ACDF is one of the most commonly performed spinal procedures. It allows for direct decompression and is commonly used to treat cervical intervertebral disc herniation and ideally to resolve spinal cord compression. The approach also maintains the cervical alignment and stabilizes the spine column. However, the anterior approach is complex and associated with a high risk of complications [11]. C5 palsy after ACDF is an uncommon but relatively serious complication. In the present study, we analyzed the radiographic characteristics of patients who developed C5 palsy after ACDF for cervical degenerative disease.

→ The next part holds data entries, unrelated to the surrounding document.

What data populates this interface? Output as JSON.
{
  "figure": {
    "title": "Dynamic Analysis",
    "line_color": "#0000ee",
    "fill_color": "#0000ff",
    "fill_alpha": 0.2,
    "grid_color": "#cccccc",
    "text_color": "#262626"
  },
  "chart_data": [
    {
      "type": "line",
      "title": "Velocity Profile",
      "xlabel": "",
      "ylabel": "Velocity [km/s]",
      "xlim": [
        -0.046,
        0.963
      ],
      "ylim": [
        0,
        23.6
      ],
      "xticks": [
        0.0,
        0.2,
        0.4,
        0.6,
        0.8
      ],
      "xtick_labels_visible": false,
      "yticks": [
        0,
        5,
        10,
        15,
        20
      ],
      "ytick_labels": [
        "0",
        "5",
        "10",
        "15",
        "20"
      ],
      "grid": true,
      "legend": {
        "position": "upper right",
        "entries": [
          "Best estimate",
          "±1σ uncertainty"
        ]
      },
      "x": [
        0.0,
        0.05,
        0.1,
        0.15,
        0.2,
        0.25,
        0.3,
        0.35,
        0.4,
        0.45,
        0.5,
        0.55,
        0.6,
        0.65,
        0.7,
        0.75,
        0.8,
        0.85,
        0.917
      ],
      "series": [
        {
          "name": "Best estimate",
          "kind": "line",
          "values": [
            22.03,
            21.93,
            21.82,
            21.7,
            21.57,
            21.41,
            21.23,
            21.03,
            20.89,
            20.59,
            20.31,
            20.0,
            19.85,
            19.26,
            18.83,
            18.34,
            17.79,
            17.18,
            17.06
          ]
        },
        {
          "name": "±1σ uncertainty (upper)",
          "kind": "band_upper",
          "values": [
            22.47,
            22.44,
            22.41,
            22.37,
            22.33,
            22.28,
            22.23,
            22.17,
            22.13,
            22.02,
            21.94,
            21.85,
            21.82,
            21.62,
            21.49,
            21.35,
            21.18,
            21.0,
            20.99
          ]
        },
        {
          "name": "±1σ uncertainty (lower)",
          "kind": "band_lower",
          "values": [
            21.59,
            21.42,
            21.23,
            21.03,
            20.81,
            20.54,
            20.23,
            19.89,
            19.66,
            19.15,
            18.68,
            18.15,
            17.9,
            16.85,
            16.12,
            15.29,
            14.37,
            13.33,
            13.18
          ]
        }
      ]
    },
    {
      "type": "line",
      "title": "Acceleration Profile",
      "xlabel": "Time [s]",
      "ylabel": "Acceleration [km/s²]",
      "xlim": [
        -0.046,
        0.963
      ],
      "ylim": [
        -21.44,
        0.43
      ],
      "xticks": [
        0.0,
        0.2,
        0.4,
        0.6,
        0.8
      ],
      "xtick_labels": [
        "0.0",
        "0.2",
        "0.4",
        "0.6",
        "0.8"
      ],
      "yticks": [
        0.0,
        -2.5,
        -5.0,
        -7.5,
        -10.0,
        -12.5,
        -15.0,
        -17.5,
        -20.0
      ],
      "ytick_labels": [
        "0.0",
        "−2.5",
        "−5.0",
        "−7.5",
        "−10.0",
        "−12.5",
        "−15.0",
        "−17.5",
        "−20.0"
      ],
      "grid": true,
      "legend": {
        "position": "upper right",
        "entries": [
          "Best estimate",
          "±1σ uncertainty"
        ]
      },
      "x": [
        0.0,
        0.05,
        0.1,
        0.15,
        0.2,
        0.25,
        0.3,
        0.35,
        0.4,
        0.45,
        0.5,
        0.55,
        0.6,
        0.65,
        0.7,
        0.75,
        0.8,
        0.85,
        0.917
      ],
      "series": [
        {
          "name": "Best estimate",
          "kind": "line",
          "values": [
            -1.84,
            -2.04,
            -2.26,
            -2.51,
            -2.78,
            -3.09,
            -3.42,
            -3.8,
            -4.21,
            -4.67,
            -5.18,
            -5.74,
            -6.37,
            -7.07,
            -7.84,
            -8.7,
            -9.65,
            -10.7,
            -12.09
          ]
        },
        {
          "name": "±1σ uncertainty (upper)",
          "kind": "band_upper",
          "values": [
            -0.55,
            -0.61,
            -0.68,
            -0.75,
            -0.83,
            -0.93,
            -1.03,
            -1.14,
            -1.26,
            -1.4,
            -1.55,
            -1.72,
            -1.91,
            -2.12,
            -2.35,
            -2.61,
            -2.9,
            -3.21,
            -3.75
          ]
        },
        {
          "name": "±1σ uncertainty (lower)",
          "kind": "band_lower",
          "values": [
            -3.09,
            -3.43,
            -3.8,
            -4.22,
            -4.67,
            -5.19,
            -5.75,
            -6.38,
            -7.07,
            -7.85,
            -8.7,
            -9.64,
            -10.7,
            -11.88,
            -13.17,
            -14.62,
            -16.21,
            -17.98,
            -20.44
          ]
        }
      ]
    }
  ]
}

C5 palsy is quantified and diagnosed by the patient’s manual muscle test score (range of 0–5). Its presence is generally defined as a reduction of at least 1 point in this score compared with the preoperative score [12]. Multiple theories for the etiology of C5 palsy have been proposed. Satomi et al. considered that intraoperative iatrogenic trauma is the main cause of postoperative motor paresis of the upper extremities; such a theory could explain the cases of palsy that develop immediately following surgery, but not those that appear several days following surgery[13]. Tsuzuki et al. proposed nerve root traction caused by consecutive shifting of the cord following decompression[14]. Other authors have considered that the anterior horn of the spinal cord undergoes damage from reperfusion injury after decompression surgery [15]. Similarly, Komagata et al. proposed that C5 palsy is caused by ischemia as a result of a decreased blood supply from the radicular artery, but this has not been substantiated on MRI[16]. However, Saunders postulated that the C5 root may be uniquely sensitive to inadequate foraminal decompression[17]. Notably, all of these are assumptions regarding C5 palsy development and do not have significant supportive evidence.
In the present study, radiographic data from patients who developed C5 nerve root palsy were independently reviewed to determine the predictive factors that may result in this complication. We found that the APD was significantly smaller in patients who developed C5 nerve root palsy than in patients who did not (P = 0.001). The APD was a significant predictor of the development of C5 nerve root palsy. This result is similar to the findings reported by Blizzard, who showed a strong correlation between the preoperative APD and C5 nerve root palsy[18]. The palsy more regularly appears at C5 because the C5 root is shorter and the angle from the cord is more obtuse than at other levels. The inherent nature of decompression at C5, whether anterior or posterior, may have similar effects on the spinal cord or spinal canal that contribute to the development of the palsy.
The change in the preoperative to postoperative cervical alignment determined the rate of the change in cervical curvature. Takemitsu et al. reported that the cervical curvature of patients who developed C5 palsy underwent an obvious change, and they considered that correction of the cervical alignment by posterior instrumentation might have caused excessive posterior shifting of the spinal cord and iatrogenic foraminal stenosis[19]. In the present study, patients with postoperative C5 palsy had a significantly greater amount of segmental lordosis. We consider that increased cervical curvature plays an important role in the development of postoperative C5 palsy. Chen et al. suggested that C5 palsy may also be correlated with excessive reconstruction of cervical curvature[20]. Hojo et al. found that the change in cervical curvature in patients with C5 palsy was significantly larger than in patients without C5 palsy, whereas inadequate lordosis may not reduce ventral spinal cord compression caused by herniated discs or ossification of the posterior longitudinal ligament [21]. Therefore, we propose that avoiding excessive reconstruction of cervical curvature during surgical decompression procedures may reduce the incidence of C5 nerve root palsy.
In several studies, C5 palsy was suggested to be associated with preexisting stenosis of the C4–5 intervertebral foramen. C4–5 intervertebral foraminal stenosis on preoperative CT scans has been proposed as a predisposing factor 6. Some authors have observed significant narrowing of the C4–5 foramen on preoperative CT axial images between patients with and without palsy [22, 23]. The nerve root traction hypothesis helps explain C5 palsy occurrence in the setting of foraminal stenosis and derotation postdecompression[24, 25]. However, our findings revealed no significant difference in preoperative C4–5 foraminal stenosis in patients with C5 palsy, and we found that foraminal stenosis was not correlated with the incidence of C5 palsy. One possible explanation for these results is that our study was underpowered because of the small number of patients with postoperative C5 palsy (n = 21).
Although the current findings are in agreement with those of previous studies, our study had several limitations. First, the sample size was relatively small. Second, this was a purely radiographic study, and no attempt was made to correlate the results with clinical outcomes. Finally, as with any retrospective study, selection and measurement biases may be present. Therefore, future studies should be prospective, randomized, controlled, and of longer duration.